В городе стали говорить, что доктор Зигмунд Фрейд хорош для консультаций касательно того, что уклончиво называлось «женскими неприятностями». Жены, достигшие тридцатилетнего возраста или перешагнувшие его, зачастили в приемную Зигмунда и, смущаясь, пытались описать перемежающиеся недомогания, причины которых не сумели определить их домашние врачи. Он проводил тщательное обследование, направляя к специалисту, когда считал, что не может полагаться только на свое мнение. В большинстве случаев он не обнаруживал органических нарушений; после достаточно долгих спокойных опросов ему стало ясно: все их трудности берут начало в том, что Йозеф Брейер определил однажды как «секреты брачного алькова». Лишь в отдельных случаях удавалось получить достаточно надежный ключ к тому, что сломалось, ибо эти женщины, воспитанные в духе сексуальной сдержанности, равноценной глухоте, при упоминании о половой любви лишались дара слова, они не могли говорить о таких вещах даже со своим врачом.
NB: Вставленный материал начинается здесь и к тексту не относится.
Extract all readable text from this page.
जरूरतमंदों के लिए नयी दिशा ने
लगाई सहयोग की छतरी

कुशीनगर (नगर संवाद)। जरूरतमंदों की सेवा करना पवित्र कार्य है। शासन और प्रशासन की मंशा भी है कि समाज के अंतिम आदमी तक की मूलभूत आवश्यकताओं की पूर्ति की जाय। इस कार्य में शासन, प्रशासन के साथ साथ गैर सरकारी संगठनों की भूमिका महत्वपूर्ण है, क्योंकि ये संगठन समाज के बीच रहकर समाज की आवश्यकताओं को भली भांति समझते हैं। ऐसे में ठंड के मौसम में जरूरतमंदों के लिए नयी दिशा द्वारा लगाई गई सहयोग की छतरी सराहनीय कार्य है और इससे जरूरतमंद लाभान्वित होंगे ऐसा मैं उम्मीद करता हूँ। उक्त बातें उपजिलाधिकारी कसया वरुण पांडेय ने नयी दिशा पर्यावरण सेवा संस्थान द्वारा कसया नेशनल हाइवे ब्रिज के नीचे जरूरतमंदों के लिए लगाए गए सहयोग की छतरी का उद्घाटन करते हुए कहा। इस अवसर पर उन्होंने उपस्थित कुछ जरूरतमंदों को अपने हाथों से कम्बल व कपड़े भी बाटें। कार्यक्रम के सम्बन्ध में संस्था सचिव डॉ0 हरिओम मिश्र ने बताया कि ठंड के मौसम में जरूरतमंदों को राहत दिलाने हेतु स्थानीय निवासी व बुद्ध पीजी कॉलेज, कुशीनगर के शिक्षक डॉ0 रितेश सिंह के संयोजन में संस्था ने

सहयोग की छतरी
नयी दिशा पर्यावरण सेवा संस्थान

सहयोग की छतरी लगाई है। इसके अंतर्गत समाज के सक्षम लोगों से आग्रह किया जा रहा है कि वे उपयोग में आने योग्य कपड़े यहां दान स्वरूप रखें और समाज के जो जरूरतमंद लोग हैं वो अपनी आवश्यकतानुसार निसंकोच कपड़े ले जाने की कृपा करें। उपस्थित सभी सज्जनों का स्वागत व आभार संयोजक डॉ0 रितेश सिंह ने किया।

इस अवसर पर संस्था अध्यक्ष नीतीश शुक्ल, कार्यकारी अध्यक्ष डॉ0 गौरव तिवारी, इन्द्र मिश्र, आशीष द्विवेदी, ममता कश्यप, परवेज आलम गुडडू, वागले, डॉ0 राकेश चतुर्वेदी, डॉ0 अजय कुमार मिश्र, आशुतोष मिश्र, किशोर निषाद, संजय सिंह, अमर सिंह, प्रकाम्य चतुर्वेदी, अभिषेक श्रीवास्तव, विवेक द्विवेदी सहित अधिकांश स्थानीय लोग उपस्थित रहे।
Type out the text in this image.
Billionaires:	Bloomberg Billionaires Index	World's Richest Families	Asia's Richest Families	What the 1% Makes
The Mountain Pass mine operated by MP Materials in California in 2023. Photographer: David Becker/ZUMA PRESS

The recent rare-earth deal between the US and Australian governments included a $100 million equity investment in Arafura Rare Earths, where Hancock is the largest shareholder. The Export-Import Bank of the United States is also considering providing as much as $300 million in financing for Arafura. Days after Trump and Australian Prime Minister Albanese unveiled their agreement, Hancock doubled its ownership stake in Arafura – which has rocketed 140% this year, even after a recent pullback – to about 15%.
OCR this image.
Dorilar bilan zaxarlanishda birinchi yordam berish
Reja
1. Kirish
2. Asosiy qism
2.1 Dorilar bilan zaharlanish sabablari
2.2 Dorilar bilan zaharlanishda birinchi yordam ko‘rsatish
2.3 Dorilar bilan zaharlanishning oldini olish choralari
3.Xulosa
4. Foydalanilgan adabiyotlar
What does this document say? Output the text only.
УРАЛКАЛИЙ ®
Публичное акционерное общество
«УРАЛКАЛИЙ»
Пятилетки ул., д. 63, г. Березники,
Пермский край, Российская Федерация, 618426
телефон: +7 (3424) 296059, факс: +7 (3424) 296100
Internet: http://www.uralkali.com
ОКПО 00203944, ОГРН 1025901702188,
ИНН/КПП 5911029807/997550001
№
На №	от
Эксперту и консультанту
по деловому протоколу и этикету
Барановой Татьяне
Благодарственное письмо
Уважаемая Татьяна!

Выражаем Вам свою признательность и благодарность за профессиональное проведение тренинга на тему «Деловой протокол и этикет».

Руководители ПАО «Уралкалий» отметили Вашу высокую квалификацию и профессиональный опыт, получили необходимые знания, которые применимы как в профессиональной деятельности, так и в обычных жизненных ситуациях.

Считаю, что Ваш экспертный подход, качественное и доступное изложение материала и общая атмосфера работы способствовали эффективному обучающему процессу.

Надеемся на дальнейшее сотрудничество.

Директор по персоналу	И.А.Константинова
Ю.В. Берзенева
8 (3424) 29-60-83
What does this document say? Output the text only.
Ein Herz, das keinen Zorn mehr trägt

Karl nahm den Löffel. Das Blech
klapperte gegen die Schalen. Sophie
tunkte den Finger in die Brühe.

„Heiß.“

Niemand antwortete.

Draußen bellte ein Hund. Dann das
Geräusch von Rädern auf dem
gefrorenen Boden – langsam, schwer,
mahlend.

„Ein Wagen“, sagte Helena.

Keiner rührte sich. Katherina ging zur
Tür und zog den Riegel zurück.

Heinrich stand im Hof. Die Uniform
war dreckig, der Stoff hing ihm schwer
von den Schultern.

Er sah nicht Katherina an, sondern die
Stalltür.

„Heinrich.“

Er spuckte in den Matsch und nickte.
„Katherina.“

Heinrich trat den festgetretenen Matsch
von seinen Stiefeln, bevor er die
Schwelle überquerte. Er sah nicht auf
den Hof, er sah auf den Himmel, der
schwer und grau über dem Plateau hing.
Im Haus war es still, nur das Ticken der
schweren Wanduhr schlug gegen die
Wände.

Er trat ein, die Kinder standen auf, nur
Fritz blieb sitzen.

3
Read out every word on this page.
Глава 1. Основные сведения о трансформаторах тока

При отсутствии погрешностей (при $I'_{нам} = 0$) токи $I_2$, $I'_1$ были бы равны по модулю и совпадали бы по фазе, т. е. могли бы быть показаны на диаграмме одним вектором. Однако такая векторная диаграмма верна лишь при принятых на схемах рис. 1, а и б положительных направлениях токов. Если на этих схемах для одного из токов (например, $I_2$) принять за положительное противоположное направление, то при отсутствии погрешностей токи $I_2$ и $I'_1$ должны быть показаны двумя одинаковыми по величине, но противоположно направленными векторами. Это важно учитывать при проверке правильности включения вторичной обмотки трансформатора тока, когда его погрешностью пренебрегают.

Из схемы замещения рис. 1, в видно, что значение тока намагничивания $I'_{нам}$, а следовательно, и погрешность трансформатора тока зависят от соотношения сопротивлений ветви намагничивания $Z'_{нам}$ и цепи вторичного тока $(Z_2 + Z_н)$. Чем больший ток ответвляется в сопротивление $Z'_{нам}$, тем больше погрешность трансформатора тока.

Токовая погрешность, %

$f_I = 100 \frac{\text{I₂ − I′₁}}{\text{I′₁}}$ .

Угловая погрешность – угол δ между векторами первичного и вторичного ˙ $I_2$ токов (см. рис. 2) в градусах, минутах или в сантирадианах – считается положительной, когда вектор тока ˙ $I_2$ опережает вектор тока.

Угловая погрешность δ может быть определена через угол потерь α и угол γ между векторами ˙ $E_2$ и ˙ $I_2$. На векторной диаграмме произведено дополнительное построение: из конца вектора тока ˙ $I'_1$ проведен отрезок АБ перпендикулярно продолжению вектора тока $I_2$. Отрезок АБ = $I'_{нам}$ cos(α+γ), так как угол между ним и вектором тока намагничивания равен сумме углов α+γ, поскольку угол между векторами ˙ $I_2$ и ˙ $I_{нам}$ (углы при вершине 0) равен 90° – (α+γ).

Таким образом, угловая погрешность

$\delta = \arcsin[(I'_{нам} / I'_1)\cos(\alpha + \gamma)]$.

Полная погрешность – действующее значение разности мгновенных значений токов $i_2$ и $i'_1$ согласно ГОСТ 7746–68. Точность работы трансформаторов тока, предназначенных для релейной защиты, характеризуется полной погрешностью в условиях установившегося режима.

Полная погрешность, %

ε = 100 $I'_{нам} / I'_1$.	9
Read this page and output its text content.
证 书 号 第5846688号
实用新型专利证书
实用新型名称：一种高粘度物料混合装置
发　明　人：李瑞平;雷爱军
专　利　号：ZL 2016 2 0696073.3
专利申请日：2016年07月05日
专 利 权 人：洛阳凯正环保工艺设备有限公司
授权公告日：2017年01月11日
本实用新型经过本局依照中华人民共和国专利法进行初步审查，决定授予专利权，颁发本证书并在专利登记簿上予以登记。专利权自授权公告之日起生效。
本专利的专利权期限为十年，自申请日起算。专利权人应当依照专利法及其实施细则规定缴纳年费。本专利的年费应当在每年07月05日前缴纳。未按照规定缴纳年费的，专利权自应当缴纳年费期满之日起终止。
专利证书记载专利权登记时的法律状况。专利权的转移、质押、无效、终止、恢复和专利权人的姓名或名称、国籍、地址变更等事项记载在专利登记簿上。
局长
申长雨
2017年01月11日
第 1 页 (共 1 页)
Они краснели, заикались, опускали глаза, но истина так или иначе выходила наружу: муж оказывался неуклюжим, торопливым, невнимательным, неспособным рассчитать время так, чтобы возбужденная им жена также получила свое удовольствие, вместо этого он, «напрыгавшись, сваливался, как животное».

Осознав, почему его пациентки страдают нервным расстройством, он понял, что мало чем может помочь в исправлении положения. Венский мужчина разъярится, если его пригласит врач и откровенно скажет, что супруга нездорова по причине его неловкости при половом сношении. Эту тему студенты, солдаты, завсегдатаи бульваров, члены клубов, деловые люди до одури обсуждали между собой в излюбленных трактирах с мельчайшими физиологическими подробностями, но она исключалась как аморальная и недостойная в беседах между супругами. Масштаб несчастья, вызванного таким лицемерием, становился для Зигмунда все более очевидным по мере накопления данных; однако ни он, ни другие неврологи не могли помочь пациенткам выбраться из тяжелого положения, о чем свидетельствовали их дрожащие руки и мокрые от слез платки. Некоторые из его замужних пациенток были обречены болеть всю жизнь.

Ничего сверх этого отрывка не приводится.